In Victoria, Australia, partner violence accounted for 7.9% of the overall disease burden among women of reproductive age and was a larger risk to health than factors such as raised blood pressure, tobacco use and increased body weight.9
In addition to the human costs, research also shows that violence has huge economic costs, including the direct costs to health, legal, police and other services. In 2002, Health Canada estimated that the direct medical cost of all forms of violence against women was 1.1 billion Canadian dollars. In low-resource settings, relatively few women may seek help from formal services, but because of the high prevalence of violence, the overall costs are substantial.
In Uganda, for example, the cost of domestic violence was estimated at 2.5 million United States dollars in 2007.
The broader social costs are profound but difficult to quantify.12 Violence against women is likely to constrain poverty reduction efforts by reducing women’s participation in productive employment.
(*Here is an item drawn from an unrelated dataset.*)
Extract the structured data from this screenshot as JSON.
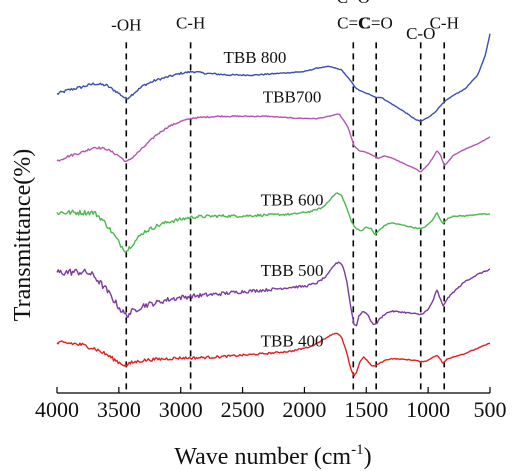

Violence also undermines efforts to improve women’s access to education, with violence and the fear of violence contributing to lower school enrolment for girls. Domestic violence has also been shown to affect the welfare and education of children in the family.
This growing understanding of the impact of violence needs to be translated into investment in primary, secondary and tertiary level prevention: including both services that respond to the needs of women living with or who have experienced violence and interventions to prevent violence.
WHO has recently published Preventing intimate partner and sexual violence against women: taking action and generating evidence. This publication summarizes the existing evidence on strategies for primary prevention, identifying those that have been shown to be effective and those that seem promising or theoretically feasible.
The review highlights the urgent need for more evidence on effective prevention interventions and for integrating sound evaluation into new initiatives, both to monitor and improve their impact and to expand the global evidence base in this area. It recognizes how infant and early childhood experiences influence the likelihood of people later becoming perpetrators or victims of intimate partner and sexual violence, as well as the need for early childhood interventions, especially for children growing up in families where there is abuse.
It also recognizes the importance of strategies to empower women, financially and personally, and of challenging social norms that perpetuate this violence. Laws and policies that promote and protect the human rights of women are also necessary, if not sufficient, to address violence against women.
In addition, health and other services need to be available and responsive to the needs of women suffering abuse. Concerted action is needed in all of these areas, but there is limited research on the most effective approaches.